As a part of the Tenet and Catholic Health Initiatives family, Conifer Health brings 30 years of healthcare industry expertise to clients in more than 135 local regions nationwide. We help our clients strengthen their financial and clinical performance, serve their communities, and succeed at the business of healthcare. Conifer Health helps organizations transition from volume to value-based care, enhance the consumer and patient healthcare experience, and improve quality, cost, and access to healthcare. Are you ready to be part of our solutions? Welcome to the company that gives you the resources and incentives to redefine healthcare services, with a competitive benefits package and leadership to take your career to the next step!

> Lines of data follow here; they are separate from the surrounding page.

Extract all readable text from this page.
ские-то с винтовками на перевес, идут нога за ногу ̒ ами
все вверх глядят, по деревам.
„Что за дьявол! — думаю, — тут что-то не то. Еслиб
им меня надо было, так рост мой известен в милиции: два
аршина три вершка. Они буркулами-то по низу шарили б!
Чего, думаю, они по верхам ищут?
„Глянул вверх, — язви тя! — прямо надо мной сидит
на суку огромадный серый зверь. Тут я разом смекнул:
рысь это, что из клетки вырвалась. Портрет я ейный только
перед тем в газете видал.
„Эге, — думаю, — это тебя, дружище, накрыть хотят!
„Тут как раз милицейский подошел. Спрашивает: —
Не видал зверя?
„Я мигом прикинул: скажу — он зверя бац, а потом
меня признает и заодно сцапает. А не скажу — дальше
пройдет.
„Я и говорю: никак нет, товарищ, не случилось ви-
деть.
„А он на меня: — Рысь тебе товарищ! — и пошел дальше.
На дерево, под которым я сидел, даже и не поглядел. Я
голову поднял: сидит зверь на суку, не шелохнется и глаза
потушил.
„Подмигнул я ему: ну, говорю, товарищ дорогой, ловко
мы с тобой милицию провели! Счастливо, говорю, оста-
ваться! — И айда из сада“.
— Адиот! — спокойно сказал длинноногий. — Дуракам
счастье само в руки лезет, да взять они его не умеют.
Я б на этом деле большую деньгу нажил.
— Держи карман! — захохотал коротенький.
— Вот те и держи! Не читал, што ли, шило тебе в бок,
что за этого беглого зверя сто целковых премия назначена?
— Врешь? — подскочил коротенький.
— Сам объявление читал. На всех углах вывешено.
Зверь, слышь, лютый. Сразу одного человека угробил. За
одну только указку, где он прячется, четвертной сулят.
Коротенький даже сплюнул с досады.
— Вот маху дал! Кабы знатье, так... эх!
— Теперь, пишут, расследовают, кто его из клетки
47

Compensation and Benefit Information

Compensation

  • Pay: $15.80 - $23.70 per hour. Compensation depends on location, qualifications, and experience.
  • Position may be eligible for a signing bonus for qualified new hires, subject to employment status.
  • Conifer observed holidays receive time and a half.

Benefits

Conifer offers the following benefits, subject to employment status:

  • Medical, dental, vision, disability, and life insurance.
  • Paid time off (vacation & sick leave) – min of 12 days per year, accrue at a rate of approximately 1.84 hours per 40 hours worked.
  • 401k with up to 6% employer match.
  • 10 paid holidays per year.
  • Health savings accounts, healthcare & dependent flexible spending accounts.
  • Employee Assistance program, Employee discount program.
  • Voluntary benefits include pet insurance, legal insurance, accident and critical illness insurance, long-term care, elder & childcare, AD&D, auto & home insurance.
  • For Colorado employees, Conifer offers paid leave in accordance with Colorado’s Healthy Families and Workplaces Act.